In the early months of the Second World War, McVeigh returned to pamphleteering, writing a number of inflammatory works encouraging the members of trade unions such as the Miners’ Federation and the Organisation of Waterfront Workers to go on strike. After the invasion of Russia by Germany on 22 June 1941 McVeigh’s newspaper column advocated the arrest and execution of these same union members as “fascist stooges” who had deliberately sabotaged the war effort against the Nazis. In January 1944 the Comintern, dissatisfied with Steelman Press and perturbed by gossip about McVeigh’s sexual improprieties, withdrew funding and the company was allowed to fold. A brief, blunt article in Pravda hinted darkly that sabotage was to blame. McVeigh was quick to respond, denouncing the wreckers by name. Sydney Steele and Irene Young, the daughter of the poet Matilda Young, were among the dozen party members employed by the press who were expelled for counter-revolutionary activities, which included a conspiracy to destroy McVeigh himself by spreading base, unfounded rumours about his private life.
Throughout the remainder of the war years, McVeigh sought to repair the damage the failure of Steelman Press had caused to his standing in the party by using his column in the Australian Worker to extol the gallant victories of the Russian armed forces and the almost supernatural genius of Stalin’s military leadership. In 1945 McVeigh saw an opportunity to ingratiate himself further with the Comintern when Berkeley & Hunt announced their plans to publish George Orwell’s anti-communist fable Animal Farm in November of that year. Using his influence with the Union of Printers, McVeigh threatened the publisher
s with a strike if they went ahead.
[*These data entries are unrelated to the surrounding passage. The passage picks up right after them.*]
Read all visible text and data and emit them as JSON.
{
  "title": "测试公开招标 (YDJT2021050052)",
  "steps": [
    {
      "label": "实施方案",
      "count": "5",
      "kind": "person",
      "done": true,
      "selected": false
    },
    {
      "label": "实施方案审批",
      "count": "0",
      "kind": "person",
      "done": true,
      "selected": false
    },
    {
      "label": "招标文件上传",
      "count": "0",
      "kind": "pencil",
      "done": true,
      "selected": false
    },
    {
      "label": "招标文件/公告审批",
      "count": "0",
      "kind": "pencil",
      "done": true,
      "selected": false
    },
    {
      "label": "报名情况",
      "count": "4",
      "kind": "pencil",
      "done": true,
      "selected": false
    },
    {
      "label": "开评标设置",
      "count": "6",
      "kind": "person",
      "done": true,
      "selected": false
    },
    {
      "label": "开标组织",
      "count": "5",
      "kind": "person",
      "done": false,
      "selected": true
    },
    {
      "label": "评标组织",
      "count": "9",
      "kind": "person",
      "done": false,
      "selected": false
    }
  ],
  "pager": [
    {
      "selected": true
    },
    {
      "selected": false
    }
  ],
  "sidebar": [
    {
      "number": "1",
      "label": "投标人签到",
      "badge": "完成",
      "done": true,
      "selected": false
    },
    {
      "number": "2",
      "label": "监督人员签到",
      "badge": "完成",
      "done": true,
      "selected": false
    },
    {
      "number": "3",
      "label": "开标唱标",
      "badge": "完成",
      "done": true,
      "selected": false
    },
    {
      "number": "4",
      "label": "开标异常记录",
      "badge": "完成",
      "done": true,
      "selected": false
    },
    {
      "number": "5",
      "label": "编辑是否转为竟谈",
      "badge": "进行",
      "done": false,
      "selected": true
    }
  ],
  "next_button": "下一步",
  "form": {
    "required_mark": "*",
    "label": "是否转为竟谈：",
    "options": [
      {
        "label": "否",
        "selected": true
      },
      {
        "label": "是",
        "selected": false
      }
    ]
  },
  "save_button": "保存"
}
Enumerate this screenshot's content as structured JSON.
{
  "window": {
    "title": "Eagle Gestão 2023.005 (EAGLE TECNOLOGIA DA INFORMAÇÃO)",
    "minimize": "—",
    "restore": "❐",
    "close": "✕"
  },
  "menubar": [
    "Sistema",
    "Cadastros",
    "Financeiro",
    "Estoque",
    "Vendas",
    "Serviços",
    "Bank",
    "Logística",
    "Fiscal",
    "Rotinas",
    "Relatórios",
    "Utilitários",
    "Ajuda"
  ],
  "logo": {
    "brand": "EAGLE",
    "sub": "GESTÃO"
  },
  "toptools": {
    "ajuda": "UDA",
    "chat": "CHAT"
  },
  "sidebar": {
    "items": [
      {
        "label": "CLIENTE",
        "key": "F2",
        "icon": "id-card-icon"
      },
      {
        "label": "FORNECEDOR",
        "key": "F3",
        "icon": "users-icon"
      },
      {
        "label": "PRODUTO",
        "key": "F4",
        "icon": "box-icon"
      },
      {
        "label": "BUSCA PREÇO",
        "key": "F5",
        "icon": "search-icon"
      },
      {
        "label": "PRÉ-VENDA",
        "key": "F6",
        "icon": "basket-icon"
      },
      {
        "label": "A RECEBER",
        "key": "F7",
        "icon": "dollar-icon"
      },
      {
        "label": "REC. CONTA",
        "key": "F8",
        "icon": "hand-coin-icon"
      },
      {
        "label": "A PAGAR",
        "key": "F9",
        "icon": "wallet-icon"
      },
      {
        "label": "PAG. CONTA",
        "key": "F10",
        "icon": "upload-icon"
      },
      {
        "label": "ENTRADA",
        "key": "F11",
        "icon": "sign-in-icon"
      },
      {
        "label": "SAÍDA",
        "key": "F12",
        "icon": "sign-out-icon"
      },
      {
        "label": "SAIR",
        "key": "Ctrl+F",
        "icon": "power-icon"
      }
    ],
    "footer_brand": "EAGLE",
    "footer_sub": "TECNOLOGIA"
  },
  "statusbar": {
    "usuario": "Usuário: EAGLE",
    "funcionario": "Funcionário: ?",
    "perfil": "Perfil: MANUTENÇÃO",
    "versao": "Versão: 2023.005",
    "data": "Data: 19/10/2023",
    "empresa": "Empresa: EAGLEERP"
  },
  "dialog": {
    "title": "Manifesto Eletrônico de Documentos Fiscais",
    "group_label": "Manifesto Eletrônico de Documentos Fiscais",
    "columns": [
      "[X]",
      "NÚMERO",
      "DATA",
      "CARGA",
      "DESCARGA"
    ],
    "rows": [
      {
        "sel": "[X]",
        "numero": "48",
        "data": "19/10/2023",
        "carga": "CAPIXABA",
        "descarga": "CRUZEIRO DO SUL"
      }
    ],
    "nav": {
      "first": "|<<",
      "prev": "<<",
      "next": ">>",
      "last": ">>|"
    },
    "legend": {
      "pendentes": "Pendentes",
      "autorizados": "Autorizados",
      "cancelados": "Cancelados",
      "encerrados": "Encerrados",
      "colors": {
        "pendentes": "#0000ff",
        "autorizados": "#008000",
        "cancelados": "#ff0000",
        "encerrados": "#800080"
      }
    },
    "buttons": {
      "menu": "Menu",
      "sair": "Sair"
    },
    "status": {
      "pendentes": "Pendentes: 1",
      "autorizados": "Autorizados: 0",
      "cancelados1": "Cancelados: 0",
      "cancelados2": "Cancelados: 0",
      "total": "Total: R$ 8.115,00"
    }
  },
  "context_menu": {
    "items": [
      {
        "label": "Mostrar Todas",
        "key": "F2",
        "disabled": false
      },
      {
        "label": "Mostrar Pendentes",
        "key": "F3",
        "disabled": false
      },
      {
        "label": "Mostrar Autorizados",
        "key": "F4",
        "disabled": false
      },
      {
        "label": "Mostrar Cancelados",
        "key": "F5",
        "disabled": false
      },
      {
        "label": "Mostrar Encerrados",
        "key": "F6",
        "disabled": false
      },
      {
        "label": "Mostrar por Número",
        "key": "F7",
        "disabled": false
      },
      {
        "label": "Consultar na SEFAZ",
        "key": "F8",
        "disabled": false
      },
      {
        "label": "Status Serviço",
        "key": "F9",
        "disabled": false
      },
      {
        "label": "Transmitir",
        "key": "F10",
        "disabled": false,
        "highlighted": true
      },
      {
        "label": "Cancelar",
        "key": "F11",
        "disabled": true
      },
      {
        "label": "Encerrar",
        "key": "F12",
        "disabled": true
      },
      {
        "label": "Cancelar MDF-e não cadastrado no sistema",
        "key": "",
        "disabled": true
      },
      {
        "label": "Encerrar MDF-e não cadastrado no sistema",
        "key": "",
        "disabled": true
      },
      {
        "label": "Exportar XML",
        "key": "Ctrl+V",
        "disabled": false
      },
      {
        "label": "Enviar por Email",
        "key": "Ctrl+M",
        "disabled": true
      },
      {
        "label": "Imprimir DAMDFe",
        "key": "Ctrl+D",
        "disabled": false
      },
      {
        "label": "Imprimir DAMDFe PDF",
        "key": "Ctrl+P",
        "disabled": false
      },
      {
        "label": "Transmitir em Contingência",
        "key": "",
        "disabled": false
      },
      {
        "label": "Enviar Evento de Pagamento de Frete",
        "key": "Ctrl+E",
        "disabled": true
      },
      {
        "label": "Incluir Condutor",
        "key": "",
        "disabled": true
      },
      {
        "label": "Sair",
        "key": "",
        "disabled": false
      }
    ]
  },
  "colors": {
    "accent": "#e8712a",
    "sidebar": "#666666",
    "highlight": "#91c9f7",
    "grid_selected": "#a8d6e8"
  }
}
Thanks to McVeigh’s efforts, Berkeley & Hunt capitulated and Animal Farm did not appear in Australia until August 1946, when national feeling had begun to turn against the Communist Party. McVeigh reviewed the book in his column, calling it “a monstrous slander on the greatest of all nations, and the greatest of all men”. McVeigh’s only novel, Return to Animal Farm, appeared in print a week after Orwell’s book, suggesting McVeigh had written it much earlier. Despite its title, Return to Animal Farm is not a sequel but a retelling of the events of Orwell’s fable from the point of view of Squealer the pig, and follows the courageous Comrade Napoleon as he creates a socialist utopia after the Manor Farm uprising, which then spreads to all the other farms in the country. Although McVeigh reported that the print run of ten thousand copies sold out in two days, in all likelihood Return to Animal Farm sold only a fraction of that number. Its one lasting consequence was that the conservative press seized on the nickname “Squealer” for McVeigh.